Every bubble has money coming in from somewhere. There’s usually some kind of market distortion that leads to unnaturally dumb money. For example, a lowering of interest rates means that economic activity that was previously not profitable becomes profitable. It also means that risk tolerance increases as there is surplus from profitable areas of investment to make bigger bets. The main areas that the money has come in from for the current bubble since 2009 are quantitative easing and ZIRP and NIRP. Quantitative easing ended in 2014, but consisted largely of buying up various government backed securities from banks at prices that they probably wouldn’t get in the market. This money was then moved into mutual funds and so forth and drove the stock market bubble, which drove acquisitions which drove startup exits which drove bay area home prices, employee salaries and the cost of toast in San Francisco. All of this money has now been fairly widely distributed outside of the banking system, which leads to inflation, which leads to credit contraction due to central bank policy.
Where will the deleverage come from?
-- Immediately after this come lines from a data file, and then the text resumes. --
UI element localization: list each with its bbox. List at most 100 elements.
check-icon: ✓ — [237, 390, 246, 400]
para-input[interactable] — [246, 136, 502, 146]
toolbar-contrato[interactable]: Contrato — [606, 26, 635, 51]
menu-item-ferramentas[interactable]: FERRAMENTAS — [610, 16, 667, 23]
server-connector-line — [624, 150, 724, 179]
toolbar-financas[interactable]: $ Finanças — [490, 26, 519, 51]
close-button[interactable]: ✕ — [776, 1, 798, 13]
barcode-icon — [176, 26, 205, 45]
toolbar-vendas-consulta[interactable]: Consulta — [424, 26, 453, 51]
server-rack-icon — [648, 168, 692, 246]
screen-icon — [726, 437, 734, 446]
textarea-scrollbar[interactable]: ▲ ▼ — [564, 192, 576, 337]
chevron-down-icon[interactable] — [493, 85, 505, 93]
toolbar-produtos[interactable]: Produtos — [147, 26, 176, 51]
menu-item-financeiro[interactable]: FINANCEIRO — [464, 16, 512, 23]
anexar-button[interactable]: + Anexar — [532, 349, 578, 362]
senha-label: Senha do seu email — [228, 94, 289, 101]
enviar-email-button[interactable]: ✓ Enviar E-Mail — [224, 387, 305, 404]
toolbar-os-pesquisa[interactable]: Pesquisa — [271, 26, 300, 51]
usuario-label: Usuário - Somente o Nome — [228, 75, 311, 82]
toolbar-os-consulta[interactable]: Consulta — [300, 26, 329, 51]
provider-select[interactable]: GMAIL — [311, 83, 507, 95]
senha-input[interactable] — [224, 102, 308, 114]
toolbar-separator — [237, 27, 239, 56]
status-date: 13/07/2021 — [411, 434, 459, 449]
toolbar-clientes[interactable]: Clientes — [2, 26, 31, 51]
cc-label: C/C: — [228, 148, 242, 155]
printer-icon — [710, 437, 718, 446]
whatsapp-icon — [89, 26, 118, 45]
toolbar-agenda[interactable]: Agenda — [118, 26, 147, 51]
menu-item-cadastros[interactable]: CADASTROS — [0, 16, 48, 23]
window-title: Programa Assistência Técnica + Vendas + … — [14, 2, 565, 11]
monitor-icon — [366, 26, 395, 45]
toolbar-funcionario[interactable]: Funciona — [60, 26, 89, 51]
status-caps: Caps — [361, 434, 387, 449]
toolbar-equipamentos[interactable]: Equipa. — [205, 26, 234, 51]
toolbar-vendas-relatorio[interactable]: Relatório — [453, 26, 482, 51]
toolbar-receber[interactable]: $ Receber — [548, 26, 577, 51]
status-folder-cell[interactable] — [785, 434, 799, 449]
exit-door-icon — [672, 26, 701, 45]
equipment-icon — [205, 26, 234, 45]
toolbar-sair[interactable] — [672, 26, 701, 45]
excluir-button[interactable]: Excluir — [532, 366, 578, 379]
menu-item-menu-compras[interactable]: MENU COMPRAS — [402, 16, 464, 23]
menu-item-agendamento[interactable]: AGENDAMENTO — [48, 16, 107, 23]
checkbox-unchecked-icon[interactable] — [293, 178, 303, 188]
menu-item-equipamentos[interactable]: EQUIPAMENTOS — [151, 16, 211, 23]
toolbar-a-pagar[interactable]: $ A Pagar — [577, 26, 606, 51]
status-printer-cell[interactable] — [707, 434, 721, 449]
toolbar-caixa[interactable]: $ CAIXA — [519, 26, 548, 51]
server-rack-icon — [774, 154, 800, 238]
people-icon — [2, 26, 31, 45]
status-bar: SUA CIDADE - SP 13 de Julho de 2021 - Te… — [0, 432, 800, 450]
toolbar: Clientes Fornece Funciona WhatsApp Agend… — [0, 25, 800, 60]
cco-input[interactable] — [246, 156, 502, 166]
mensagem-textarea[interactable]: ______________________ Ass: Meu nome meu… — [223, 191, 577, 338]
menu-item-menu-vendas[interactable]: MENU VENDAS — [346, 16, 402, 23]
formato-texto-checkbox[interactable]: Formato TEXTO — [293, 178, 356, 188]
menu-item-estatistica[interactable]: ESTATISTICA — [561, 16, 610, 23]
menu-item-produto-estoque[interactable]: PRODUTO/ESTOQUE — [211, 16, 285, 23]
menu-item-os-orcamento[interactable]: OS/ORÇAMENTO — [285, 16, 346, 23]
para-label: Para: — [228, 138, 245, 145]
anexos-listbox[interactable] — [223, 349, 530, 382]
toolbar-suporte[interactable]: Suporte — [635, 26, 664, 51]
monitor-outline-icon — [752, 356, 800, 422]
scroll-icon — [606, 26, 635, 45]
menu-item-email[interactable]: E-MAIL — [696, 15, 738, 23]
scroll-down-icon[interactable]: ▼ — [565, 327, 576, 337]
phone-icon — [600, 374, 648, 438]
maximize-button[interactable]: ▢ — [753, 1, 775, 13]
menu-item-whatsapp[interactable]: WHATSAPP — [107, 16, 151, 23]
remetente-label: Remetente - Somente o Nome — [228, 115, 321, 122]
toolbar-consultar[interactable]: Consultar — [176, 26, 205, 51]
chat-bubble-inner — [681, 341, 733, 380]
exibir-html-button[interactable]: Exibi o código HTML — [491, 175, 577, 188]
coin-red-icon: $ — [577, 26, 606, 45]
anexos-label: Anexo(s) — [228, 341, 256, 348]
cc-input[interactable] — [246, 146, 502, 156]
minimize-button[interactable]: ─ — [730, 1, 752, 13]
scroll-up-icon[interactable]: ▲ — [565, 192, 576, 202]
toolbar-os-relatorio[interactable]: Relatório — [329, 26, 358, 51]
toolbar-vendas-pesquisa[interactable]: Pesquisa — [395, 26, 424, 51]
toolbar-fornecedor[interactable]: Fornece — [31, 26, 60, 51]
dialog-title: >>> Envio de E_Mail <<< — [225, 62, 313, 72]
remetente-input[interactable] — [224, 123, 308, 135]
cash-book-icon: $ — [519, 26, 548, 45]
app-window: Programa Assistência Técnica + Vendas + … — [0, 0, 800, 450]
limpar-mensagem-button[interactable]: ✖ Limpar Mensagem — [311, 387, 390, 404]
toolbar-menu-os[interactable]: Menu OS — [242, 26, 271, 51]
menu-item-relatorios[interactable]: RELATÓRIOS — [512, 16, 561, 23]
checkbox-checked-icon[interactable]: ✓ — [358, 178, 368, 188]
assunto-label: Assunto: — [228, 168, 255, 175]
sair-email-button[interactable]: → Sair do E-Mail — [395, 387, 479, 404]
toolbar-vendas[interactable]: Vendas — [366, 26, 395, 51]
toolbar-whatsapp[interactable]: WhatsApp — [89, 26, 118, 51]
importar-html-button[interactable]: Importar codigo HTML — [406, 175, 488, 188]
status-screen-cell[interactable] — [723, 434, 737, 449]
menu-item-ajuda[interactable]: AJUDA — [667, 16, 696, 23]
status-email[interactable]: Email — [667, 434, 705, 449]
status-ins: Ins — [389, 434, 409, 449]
Federal funds rates have been going up, and it takes about 2 to 3 years for the market to turn from when they first start going up usually which was the beginning of 2016. So the danger zone should start at about the beginning of 2018. Usually what happens first is volume dries up and then the rallies get weaker and weaker and one of the major indexes starts to diverge from the rest.
I think Bitcoin might weather the storm better than some assets as Bitcoins are harder to seize than cash, thus people might look to it as a safe haven against creditors.